Does The Sex Cause The Music Or The Music Cause The Sex?
According to a research by the RAND Corporation in Pittsburgh, teens that listen predominately to music with degrading sexual lyrics are twice as likely to have sex within the following two years. RAND is a leading healthcare organization in the U.S. The research involved telephone interviews with 1461 participants from ages 12 to 17. The participants were first interviewed in 2001, and then again in 2002 and 2004 to see if music choice influenced lifestyle changes. 51% of the heavy listeners of degrading lyrics started to have sex within the following two years, while only 29% of the ones who listened to music with minimal to no degrading lyrics began having sex within the following two years (“Dirty song lyrics can prompt early teen sex”). The main genre of music being blamed for this sex surge is rap. Next in line is R&B and “rap rock.”

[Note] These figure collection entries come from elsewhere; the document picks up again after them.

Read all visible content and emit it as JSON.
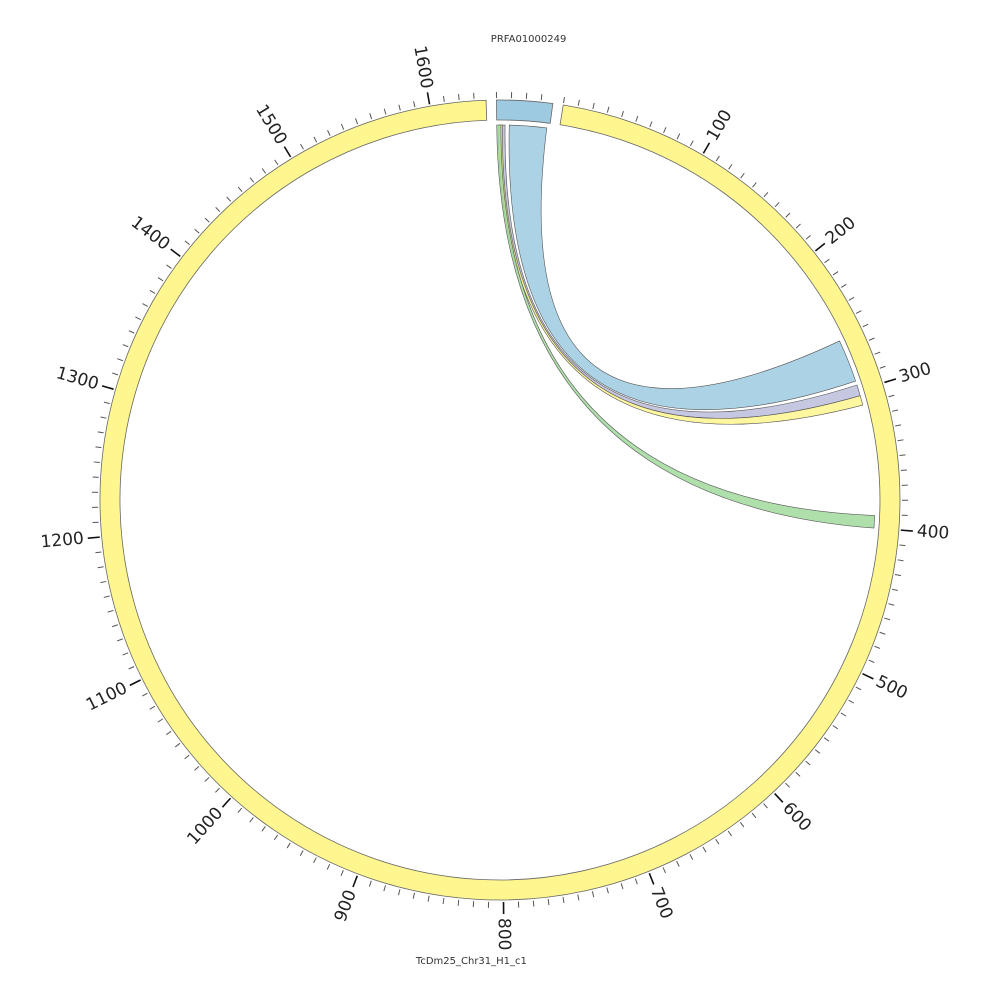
{
  "chart_data": {
    "type": "chord",
    "segments": [
      {
        "name": "PRFA01000249",
        "length": 38,
        "color": "#9ecae1",
        "minor_tick_interval": 10,
        "major_ticks": []
      },
      {
        "name": "TcDm25_Chr31_H1_c1",
        "length": 1638,
        "color": "#fff68f",
        "minor_tick_interval": 10,
        "major_ticks": [
          100,
          200,
          300,
          400,
          500,
          600,
          700,
          800,
          900,
          1000,
          1100,
          1200,
          1300,
          1400,
          1500,
          1600
        ]
      }
    ],
    "links": [
      {
        "source": 0,
        "source_start": 9,
        "source_end": 36,
        "target": 1,
        "target_start": 262,
        "target_end": 293,
        "color": "#9ecae1"
      },
      {
        "source": 0,
        "source_start": 3,
        "source_end": 6,
        "target": 1,
        "target_start": 296,
        "target_end": 304,
        "color": "#bcbddc"
      },
      {
        "source": 0,
        "source_start": 1,
        "source_end": 4,
        "target": 1,
        "target_start": 304,
        "target_end": 311,
        "color": "#fff68f"
      },
      {
        "source": 0,
        "source_start": 0,
        "source_end": 3,
        "target": 1,
        "target_start": 391,
        "target_end": 400,
        "color": "#a1d99b"
      }
    ]
  }
}
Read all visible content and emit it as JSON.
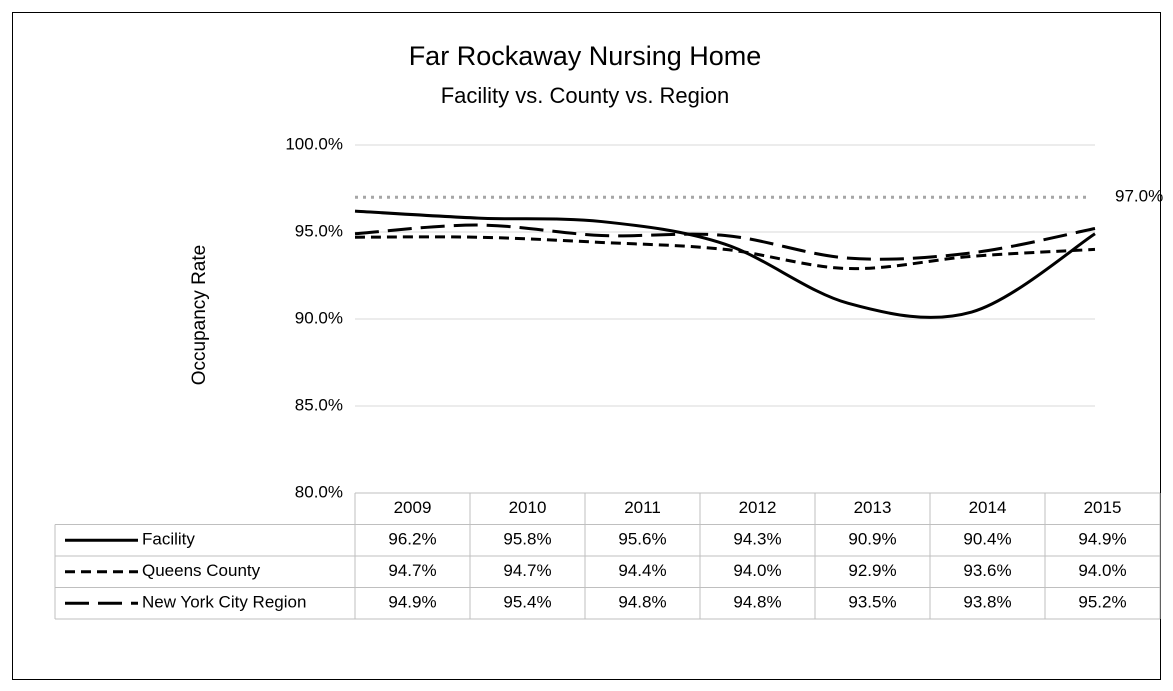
{
  "chart_data": {
    "type": "line",
    "title": "Far Rockaway Nursing Home",
    "subtitle": "Facility vs. County vs. Region",
    "y_label": "Occupancy Rate",
    "categories": [
      "2009",
      "2010",
      "2011",
      "2012",
      "2013",
      "2014",
      "2015"
    ],
    "series": [
      {
        "name": "Facility",
        "color": "#000000",
        "style": "solid",
        "values": [
          96.2,
          95.8,
          95.6,
          94.3,
          90.9,
          90.4,
          94.9
        ],
        "value_labels": [
          "96.2%",
          "95.8%",
          "95.6%",
          "94.3%",
          "90.9%",
          "90.4%",
          "94.9%"
        ]
      },
      {
        "name": "Queens County",
        "color": "#000000",
        "style": "dash",
        "values": [
          94.7,
          94.7,
          94.4,
          94.0,
          92.9,
          93.6,
          94.0
        ],
        "value_labels": [
          "94.7%",
          "94.7%",
          "94.4%",
          "94.0%",
          "92.9%",
          "93.6%",
          "94.0%"
        ]
      },
      {
        "name": "New York City Region",
        "color": "#000000",
        "style": "long-dash",
        "values": [
          94.9,
          95.4,
          94.8,
          94.8,
          93.5,
          93.8,
          95.2
        ],
        "value_labels": [
          "94.9%",
          "95.4%",
          "94.8%",
          "94.8%",
          "93.5%",
          "93.8%",
          "95.2%"
        ]
      }
    ],
    "reference": {
      "value": 97,
      "label": "97.0%",
      "color": "#a6a6a6"
    },
    "ylim": [
      80,
      100
    ],
    "yticks": [
      {
        "value": 80,
        "label": "80.0%"
      },
      {
        "value": 85,
        "label": "85.0%"
      },
      {
        "value": 90,
        "label": "90.0%"
      },
      {
        "value": 95,
        "label": "95.0%"
      },
      {
        "value": 100,
        "label": "100.0%"
      }
    ],
    "grid": true,
    "smooth": true
  }
}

The question is whether the music is influencing this behavior, or merely commenting on a behavior that is already prevalent in society. It seems extreme to blame lyrics for the spread of STDs and teen pregnancies. True, the youth listens to an average of 1.5 to 2.5 hours of music a day with 40 percent of the songs referring to sex, but is this content change driven purely by the artists (“Rap music blamed for teen pregnancy”)? Perhaps, the artists are commenting on what they already see in society. Teens relate to this music, because it speaks about issues that they themselves may be thinking about or experiencing. Content may not even have changed that much, when you look back to artists like Elvis. Music has always had sexual connotations, but today, the lyrics just seem more blatant. Society also displays sex more than it did during Elvis’s time, from TV content to advertisements. Music could just be following this trend. Music appears in this case to be the easy way out of an issue that is yet unsolved.